Giovanni Lima

Posted on Oct 17

Creating a Libras Recognizer with Artificial Intelligence and Teachable Machine

#webdev #computervision #ai #programming

Introduction

You know that one topic that seems like a seven-headed beast? For a long time, for me, that beast was called "Artificial Intelligence" and "Computer Vision." I thought it was just for experts, something super complex and far from my reality. But my curiosity was always there, and with the AI boom, I decided it was time to dive in and understand what happens behind the curtain.
That's when I discovered Teachable Machine, a tool from Google. It allowed me to train an image recognition model in a super simple way and see, in practice, how the magic happens.
For my very first experiment, I decided to create a letter recognizer for Libras (Brazilian Sign Language). ✌️

The Motivation Behind the Project

Talking about accessibility is fundamental to me. We live in an era with incredible technologies, frameworks, and AIs, and we have all the tools at our fingertips to build applications that truly include everyone.

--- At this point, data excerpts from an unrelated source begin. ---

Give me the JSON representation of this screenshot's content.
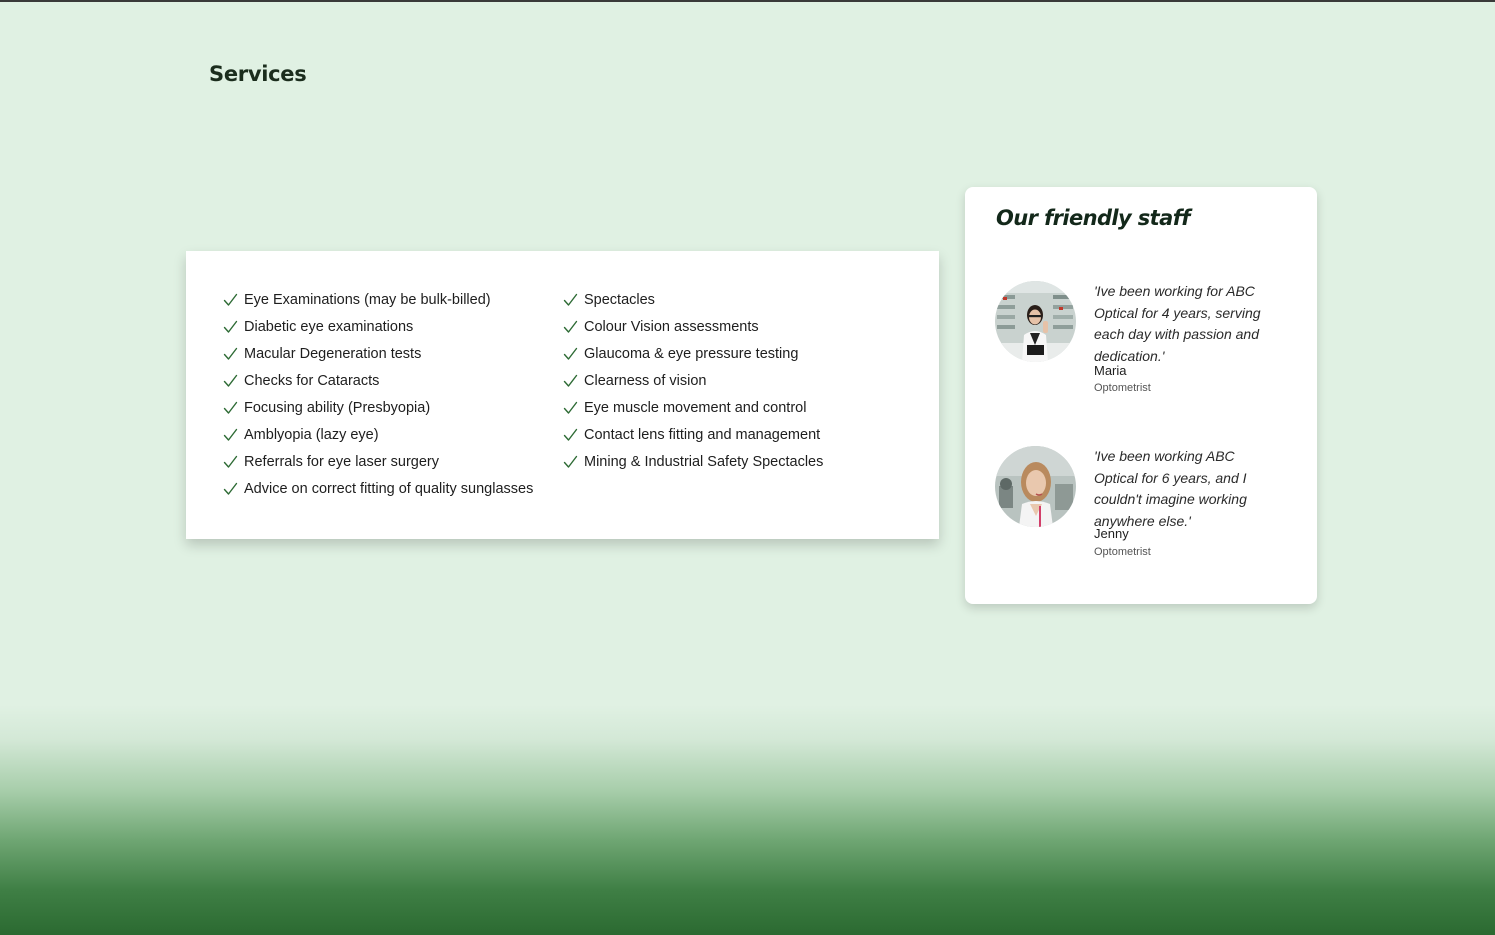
{
  "page": {
    "title": "Services"
  },
  "services": {
    "column_1": [
      "Eye Examinations (may be bulk-billed)",
      "Diabetic eye examinations",
      "Macular Degeneration tests",
      "Checks for Cataracts",
      "Focusing ability (Presbyopia)",
      "Amblyopia (lazy eye)",
      "Referrals for eye laser surgery",
      "Advice on correct fitting of quality sunglasses"
    ],
    "column_2": [
      "Spectacles",
      "Colour Vision assessments",
      "Glaucoma & eye pressure testing",
      "Clearness of vision",
      "Eye muscle movement and control",
      "Contact lens fitting and management",
      "Mining & Industrial Safety Spectacles"
    ],
    "item_icon": "check-icon"
  },
  "staff": {
    "heading": "Our friendly staff",
    "members": [
      {
        "quote": "'Ive been working for ABC Optical for 4 years, serving each day with passion and dedication.'",
        "name": "Maria",
        "role": "Optometrist"
      },
      {
        "quote": "'Ive been working ABC Optical for 6 years, and I couldn't imagine working anywhere else.'",
        "name": "Jenny",
        "role": "Optometrist"
      }
    ]
  },
  "colors": {
    "accent_green": "#2b6a31",
    "page_background": "#e0f1e3",
    "check_color": "#2e6b35"
  }
}
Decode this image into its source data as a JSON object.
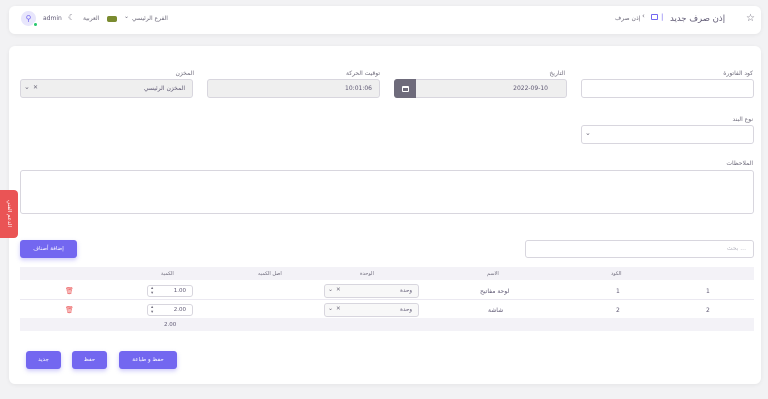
{
  "header": {
    "page_title": "إذن صرف جديد",
    "breadcrumb_item": "إذن صرف",
    "branch": "الفرع الرئيسي",
    "language": "العربية",
    "user": "admin"
  },
  "form": {
    "invoice_code_label": "كود الفاتورة",
    "date_label": "التاريخ",
    "date_value": "2022-09-10",
    "time_label": "توقيت الحركة",
    "time_value": "10:01:06",
    "warehouse_label": "المخزن",
    "warehouse_value": "المخزن الرئيسي",
    "item_type_label": "نوع البند",
    "notes_label": "الملاحظات",
    "search_placeholder": "بحث ...",
    "add_items_button": "إضافة أصناف"
  },
  "side_tab": "الدعم الفني",
  "table": {
    "headers": {
      "code": "الكود",
      "name": "الاسم",
      "unit": "الوحدة",
      "max_qty": "اصل الكميه",
      "qty": "الكمية"
    },
    "rows": [
      {
        "index": "1",
        "code": "1",
        "name": "لوحة مفاتيح",
        "unit": "وحدة",
        "qty": "1.00"
      },
      {
        "index": "2",
        "code": "2",
        "name": "شاشة",
        "unit": "وحدة",
        "qty": "2.00"
      }
    ],
    "total_qty": "2.00"
  },
  "footer": {
    "save_print": "حفظ و طباعة",
    "save": "حفظ",
    "new": "جديد"
  },
  "colors": {
    "primary": "#7367f0",
    "danger": "#ea5455",
    "online": "#28c76f"
  }
}
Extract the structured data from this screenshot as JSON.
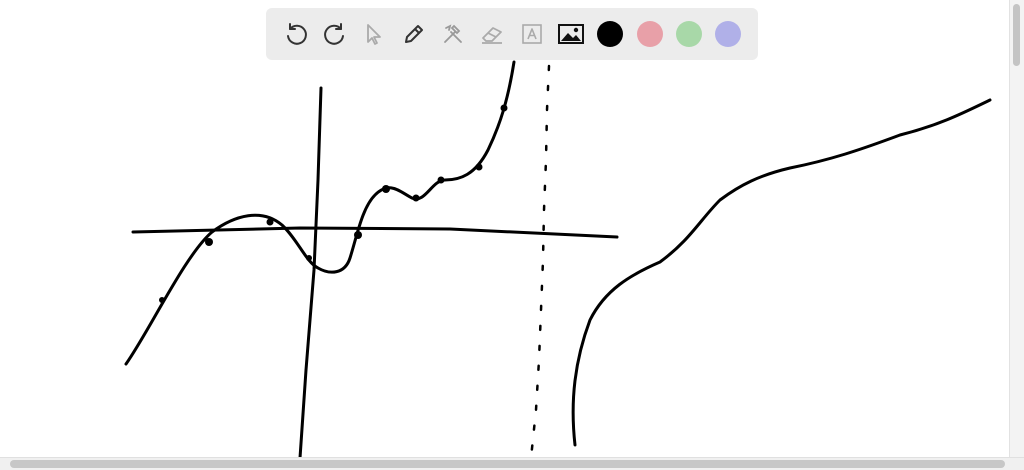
{
  "toolbar": {
    "tools": [
      {
        "name": "undo-icon"
      },
      {
        "name": "redo-icon"
      },
      {
        "name": "pointer-icon",
        "disabled": true
      },
      {
        "name": "pen-icon"
      },
      {
        "name": "tools-icon",
        "disabled": true
      },
      {
        "name": "eraser-icon",
        "disabled": true
      },
      {
        "name": "text-icon",
        "disabled": true
      },
      {
        "name": "image-icon"
      }
    ],
    "colors": [
      "#000000",
      "#e8a0a8",
      "#a8d8a8",
      "#b0b0e8"
    ]
  }
}
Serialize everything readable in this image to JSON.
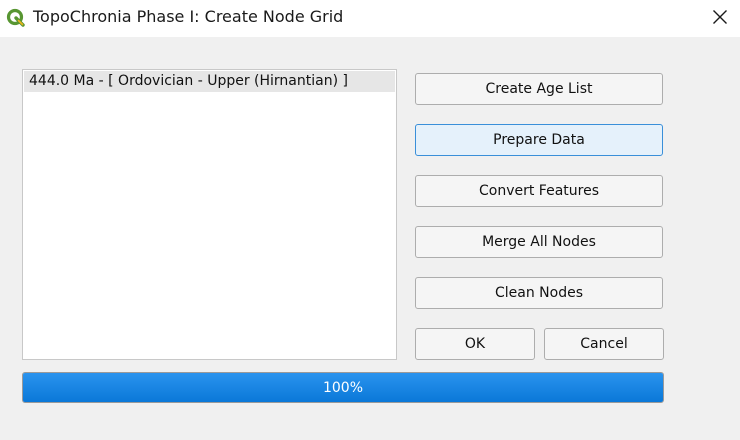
{
  "window": {
    "title": "TopoChronia Phase I: Create Node Grid",
    "app_icon": "qgis-icon",
    "close_icon": "close-icon"
  },
  "list": {
    "items": [
      "444.0 Ma - [ Ordovician - Upper (Hirnantian) ]"
    ]
  },
  "buttons": {
    "create_age_list": "Create Age List",
    "prepare_data": "Prepare Data",
    "convert_features": "Convert Features",
    "merge_all_nodes": "Merge All Nodes",
    "clean_nodes": "Clean Nodes",
    "ok": "OK",
    "cancel": "Cancel"
  },
  "progress": {
    "value": 100,
    "label": "100%"
  },
  "colors": {
    "progress_fill": "#0a78d8",
    "focus_border": "#3a8fd9",
    "qgis_green": "#589632",
    "qgis_yellow": "#f0b41a"
  }
}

Libras (Língua Brasileira de Sinais) is the official language of the deaf community in Brazil. It's not just a set of gestures; it's a complete and rich language. Communication is the bridge that connects us, and technology can be a powerful tool to make that bridge stronger and more accessible. Imagine using your phone's camera to translate Libras in real-time? The possibilities are enormous!

With this idea in mind, I started looking for tools for a pilot project, and Teachable Machine seemed perfect to get started.

Teachable Machine

Think of Teachable Machine as a "private tutor" for your Artificial Intelligence, but much easier to use. It's a free online platform from Google that works visually, without you needing to write a single line of code for the training.
It basically works in three steps:

Collect: You show the AI examples. If it's an image project, you take pictures. If it's sound, you record audio clips. Simple as that.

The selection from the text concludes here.